I have covered in other posts my Teddy obsession – among several other Little Women-inspired posts. Part of what appealed to me about Little Women, apart from Alcott’s general talent and a love for Jo, was how much I identified with Laurie’s character as sort of the lone boy in a girls’ world. It makes sense that the influence found its way into my paracosm in such a literal way. It represents a world within a world, one which I adore but in which I can never belong.

This is but one element. The other is the reality of my mental state. For all of my anxiety and OCPD, the paracosm is where I would retreat for some peace. Of course, that requires a degree of actual peace to achieve. Having other people interrupt, even with positive reasons, prevents the meditative benefits of my trips.
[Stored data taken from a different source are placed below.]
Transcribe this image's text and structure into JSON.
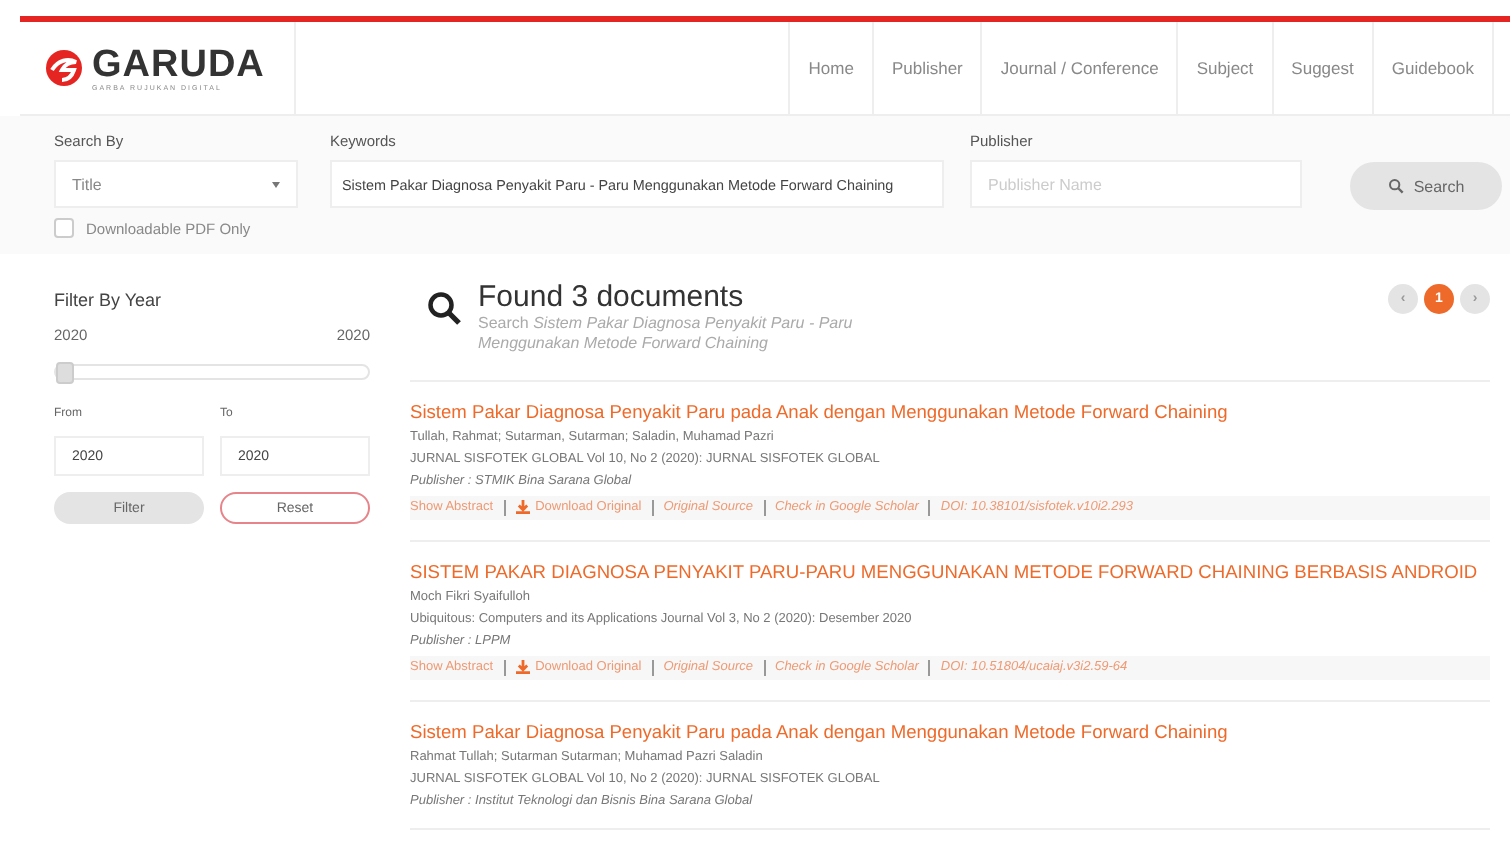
{
  "brand": {
    "name": "GARUDA",
    "tagline": "GARBA RUJUKAN DIGITAL"
  },
  "nav": [
    {
      "label": "Home"
    },
    {
      "label": "Publisher"
    },
    {
      "label": "Journal / Conference"
    },
    {
      "label": "Subject"
    },
    {
      "label": "Suggest"
    },
    {
      "label": "Guidebook"
    }
  ],
  "search": {
    "search_by_label": "Search By",
    "search_by_value": "Title",
    "keywords_label": "Keywords",
    "keywords_value": "Sistem Pakar Diagnosa Penyakit Paru - Paru Menggunakan Metode Forward Chaining",
    "publisher_label": "Publisher",
    "publisher_placeholder": "Publisher Name",
    "button": "Search",
    "pdf_only": {
      "label": "Downloadable PDF Only",
      "checked": false
    }
  },
  "filter": {
    "title": "Filter By Year",
    "min": "2020",
    "max": "2020",
    "level": 0,
    "from_label": "From",
    "to_label": "To",
    "from_value": "2020",
    "to_value": "2020",
    "filter_button": "Filter",
    "reset_button": "Reset"
  },
  "results": {
    "heading": "Found 3 documents",
    "query_label": "Search",
    "query": "Sistem Pakar Diagnosa Penyakit Paru - Paru Menggunakan Metode Forward Chaining"
  },
  "pagination": {
    "prev": "‹",
    "next": "›",
    "pages": [
      {
        "label": "1",
        "selected": true
      }
    ]
  },
  "documents": [
    {
      "title": "Sistem Pakar Diagnosa Penyakit Paru pada Anak dengan Menggunakan Metode Forward Chaining",
      "authors": "Tullah, Rahmat; Sutarman, Sutarman; Saladin, Muhamad Pazri",
      "source": "JURNAL SISFOTEK GLOBAL Vol 10, No 2 (2020): JURNAL SISFOTEK GLOBAL",
      "publisher": "Publisher : STMIK Bina Sarana Global",
      "links": [
        "Show Abstract",
        "Download Original",
        "Original Source",
        "Check in Google Scholar",
        "DOI: 10.38101/sisfotek.v10i2.293"
      ]
    },
    {
      "title": "SISTEM PAKAR DIAGNOSA PENYAKIT PARU-PARU MENGGUNAKAN METODE FORWARD CHAINING BERBASIS ANDROID",
      "authors": "Moch Fikri Syaifulloh",
      "source": "Ubiquitous: Computers and its Applications Journal Vol 3, No 2 (2020): Desember 2020",
      "publisher": "Publisher : LPPM",
      "links": [
        "Show Abstract",
        "Download Original",
        "Original Source",
        "Check in Google Scholar",
        "DOI: 10.51804/ucaiaj.v3i2.59-64"
      ]
    },
    {
      "title": "Sistem Pakar Diagnosa Penyakit Paru pada Anak dengan Menggunakan Metode Forward Chaining",
      "authors": "Rahmat Tullah; Sutarman Sutarman; Muhamad Pazri Saladin",
      "source": "JURNAL SISFOTEK GLOBAL Vol 10, No 2 (2020): JURNAL SISFOTEK GLOBAL",
      "publisher": "Publisher : Institut Teknologi dan Bisnis Bina Sarana Global"
    }
  ]
}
Pair that with the general state of the world and things start to get dark.

While I try to conceal the catastrophising aspect of my mind, the truth is that it exists. Rising international tensions and heightened civil disagreements are the tip of a rapidly melting iceberg. Concern about the economy (specifically, the damage done by greedy capitalists) are also relatively pale next to concerns about civil rights for many, and even that feels moderate beside the existential concern I have about the environment.

Just as the paracosm formed in my mind through years of meditative imagination, the constant media barrage of existential threats began to pervade my fictional world. Even when I could find a few moments peace to imagine myself in my happy place, it became assailed by thoughts of real-world threats finding their way into the paracosm. The environment became a mess, the politics of the wider world became violent, and my neighbours began to express more and more concern about threats to their rights. The paracosm needed as much repair as the real world, though the former was entirely within my control.
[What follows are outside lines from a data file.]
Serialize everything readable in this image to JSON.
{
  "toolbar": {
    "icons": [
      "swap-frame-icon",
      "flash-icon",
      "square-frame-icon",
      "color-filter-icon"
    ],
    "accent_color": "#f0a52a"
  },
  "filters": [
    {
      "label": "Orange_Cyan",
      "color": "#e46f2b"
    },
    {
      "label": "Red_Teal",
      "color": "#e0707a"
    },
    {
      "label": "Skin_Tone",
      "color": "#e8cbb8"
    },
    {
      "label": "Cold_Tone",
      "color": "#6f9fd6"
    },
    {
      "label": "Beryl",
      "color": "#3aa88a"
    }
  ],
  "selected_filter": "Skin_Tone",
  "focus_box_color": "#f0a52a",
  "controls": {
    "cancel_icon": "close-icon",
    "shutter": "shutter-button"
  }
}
The story that my mind has tried to tell for over a decade is one of a reluctant hero (with the question, “Even if I wanted to do something about any of this, what could I do?”) forced to confront the realities of his world. The framework remains consistent, but there are a lot of options within it. For one, there is a traditional hero’s journey with a good versus evil arc, but I find those boring and tedious. The most likely candidate seems to be that it’s a story about finding meaning and purpose in life, what with all of the existential and Existential elements that appear. I have encountered several false starts with that though. The idea of a character attempting to find reason only to have the cards massively reshuffled again and again feels like a winning strategy if I can just find the right avenue.